The Role of Industry Lobbying
The health insurance and pharmaceutical industries together represent some of the largest lobbying spenders in Washington. PhRMA (the pharmaceutical industry's trade group) and the American Hospital Association consistently rank among the top lobbying organizations by spending. This sustained political investment has shaped the regulatory environment — maintaining the prohibition on Medicare drug negotiation for decades, limiting price transparency requirements, and influencing the design of benefit rules. This is a factual description of how the system has been maintained, not a political argument about what should replace it.

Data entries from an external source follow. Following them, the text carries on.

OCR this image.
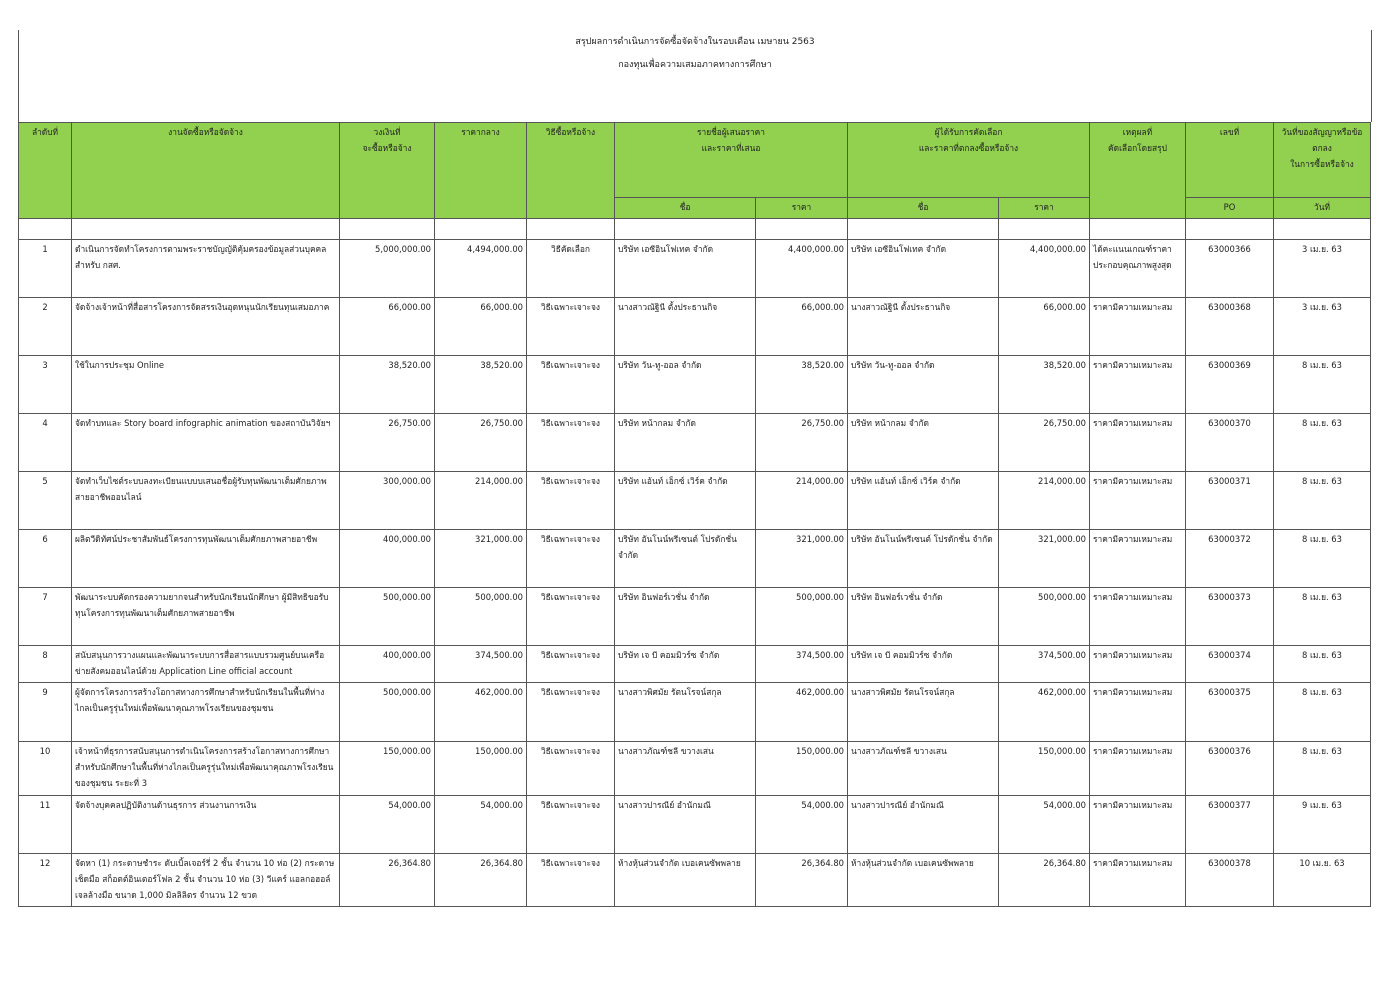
สรุปผลการดำเนินการจัดซื้อจัดจ้างในรอบเดือน เมษายน 2563
กองทุนเพื่อความเสมอภาคทางการศึกษา
ลำดับที่	งานจัดซื้อหรือจัดจ้าง	วงเงินที่
จะซื้อหรือจ้าง	ราคากลาง	วิธีซื้อหรือจ้าง	รายชื่อผู้เสนอราคา
และราคาที่เสนอ		ผู้ได้รับการคัดเลือก
และราคาที่ตกลงซื้อหรือจ้าง		เหตุผลที่
คัดเลือกโดยสรุป	เลขที่	วันที่ของสัญญาหรือข้อตกลง
ในการซื้อหรือจ้าง
					ชื่อ	ราคา	ชื่อ	ราคา		PO	วันที่

1	ดำเนินการจัดทำโครงการตามพระราชบัญญัติคุ้มครองข้อมูลส่วนบุคคล สำหรับ กสศ.	5,000,000.00	4,494,000.00	วิธีคัดเลือก	บริษัท เอซีอินโฟเทค จำกัด	4,400,000.00	บริษัท เอซีอินโฟเทค จำกัด	4,400,000.00	ได้คะแนนเกณฑ์ราคาประกอบคุณภาพสูงสุด	63000366	3 เม.ย. 63
2	จัดจ้างเจ้าหน้าที่สื่อสารโครงการจัดสรรเงินอุดหนุนนักเรียนทุนเสมอภาค	66,000.00	66,000.00	วิธีเฉพาะเจาะจง	นางสาวณัฐินี ตั้งประธานกิจ	66,000.00	นางสาวณัฐินี ตั้งประธานกิจ	66,000.00	ราคามีความเหมาะสม	63000368	3 เม.ย. 63
3	ใช้ในการประชุม Online	38,520.00	38,520.00	วิธีเฉพาะเจาะจง	บริษัท วัน-ทู-ออล จำกัด	38,520.00	บริษัท วัน-ทู-ออล จำกัด	38,520.00	ราคามีความเหมาะสม	63000369	8 เม.ย. 63
4	จัดทำบทและ Story board infographic animation ของสถาบันวิจัยฯ	26,750.00	26,750.00	วิธีเฉพาะเจาะจง	บริษัท หน้ากลม จำกัด	26,750.00	บริษัท หน้ากลม จำกัด	26,750.00	ราคามีความเหมาะสม	63000370	8 เม.ย. 63
5	จัดทำเว็บไซต์ระบบลงทะเบียนแบบบเสนอชื่อผู้รับทุนพัฒนาเต็มศักยภาพสายอาชีพออนไลน์	300,000.00	214,000.00	วิธีเฉพาะเจาะจง	บริษัท แอ้นท์ เอ็กซ์ เวิร์ค จำกัด	214,000.00	บริษัท แอ้นท์ เอ็กซ์ เวิร์ค จำกัด	214,000.00	ราคามีความเหมาะสม	63000371	8 เม.ย. 63
6	ผลิตวีดิทัศน์ประชาสัมพันธ์โครงการทุนพัฒนาเต็มศักยภาพสายอาชีพ	400,000.00	321,000.00	วิธีเฉพาะเจาะจง	บริษัท อันโนน์พรีเซนต์ โปรดักชั่น จำกัด	321,000.00	บริษัท อันโนน์พรีเซนต์ โปรดักชั่น จำกัด	321,000.00	ราคามีความเหมาะสม	63000372	8 เม.ย. 63
7	พัฒนาระบบคัดกรองความยากจนสำหรับนักเรียนนักศึกษา ผู้มีสิทธิขอรับทุนโครงการทุนพัฒนาเต็มศักยภาพสายอาชีพ	500,000.00	500,000.00	วิธีเฉพาะเจาะจง	บริษัท อินฟอร์เวชั่น จำกัด	500,000.00	บริษัท อินฟอร์เวชั่น จำกัด	500,000.00	ราคามีความเหมาะสม	63000373	8 เม.ย. 63
8	สนับสนุนการวางแผนและพัฒนาระบบการสื่อสารแบบรวมศูนย์บนเครือข่ายสังคมออนไลน์ด้วย Application Line official account	400,000.00	374,500.00	วิธีเฉพาะเจาะจง	บริษัท เจ บี คอมมิวร์ซ จำกัด	374,500.00	บริษัท เจ บี คอมมิวร์ซ จำกัด	374,500.00	ราคามีความเหมาะสม	63000374	8 เม.ย. 63
9	ผู้จัดการโครงการสร้างโอกาสทางการศึกษาสำหรับนักเรียนในพื้นที่ห่างไกลเป็นครูรุ่นใหม่เพื่อพัฒนาคุณภาพโรงเรียนของชุมชน	500,000.00	462,000.00	วิธีเฉพาะเจาะจง	นางสาวพิศมัย รัตนโรจน์สกุล	462,000.00	นางสาวพิศมัย รัตนโรจน์สกุล	462,000.00	ราคามีความเหมาะสม	63000375	8 เม.ย. 63
10	เจ้าหน้าที่ธุรการสนับสนุนการดำเนินโครงการสร้างโอกาสทางการศึกษาสำหรับนักศึกษาในพื้นที่ห่างไกลเป็นครูรุ่นใหม่เพื่อพัฒนาคุณภาพโรงเรียนของชุมชน ระยะที่ 3	150,000.00	150,000.00	วิธีเฉพาะเจาะจง	นางสาวภัณฑ์ชลี ขวางเสน	150,000.00	นางสาวภัณฑ์ชลี ขวางเสน	150,000.00	ราคามีความเหมาะสม	63000376	8 เม.ย. 63
11	จัดจ้างบุคคลปฏิบัติงานด้านธุรการ ส่วนงานการเงิน	54,000.00	54,000.00	วิธีเฉพาะเจาะจง	นางสาวปารณีย์ อำนักมณี	54,000.00	นางสาวปารณีย์ อำนักมณี	54,000.00	ราคามีความเหมาะสม	63000377	9 เม.ย. 63
12	จัดหา (1) กระดาษชำระ ดับเบิ้ลเจอร์รี่ 2 ชั้น จำนวน 10 ห่อ (2) กระดาษเช็ดมือ สก็อตต์อินเตอร์โฟล 2 ชั้น จำนวน 10 ห่อ (3) วีแคร์ แอลกอฮอล์เจลล้างมือ ขนาด 1,000 มิลลิลิตร จำนวน 12 ขวด	26,364.80	26,364.80	วิธีเฉพาะเจาะจง	ห้างหุ้นส่วนจำกัด เบอเคนซัพพลาย	26,364.80	ห้างหุ้นส่วนจำกัด เบอเคนซัพพลาย	26,364.80	ราคามีความเหมาะสม	63000378	10 เม.ย. 63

What Would Actually Have to Change?
There is no single lever. Reducing US healthcare costs to peer-country levels would require movement on multiple fronts simultaneously: restructuring medical education costs, building a more coherent drug pricing negotiation mechanism, simplifying billing and prior authorization rules, and creating genuine price transparency so markets can function. None of these changes is simple, fast, or politically frictionless. Understanding the structure, however, is where every realistic conversation about change has to start.
If you're currently navigating high insurance costs, the most useful next steps are: review whether your current plan's cost-sharing structure makes sense for your actual healthcare use, understand what your employer's plan actually covers and whether a high-deductible option with an HSA fits your situation, and know your rights when claims are denied — including the right to appeal and the right to request an itemized bill from any provider.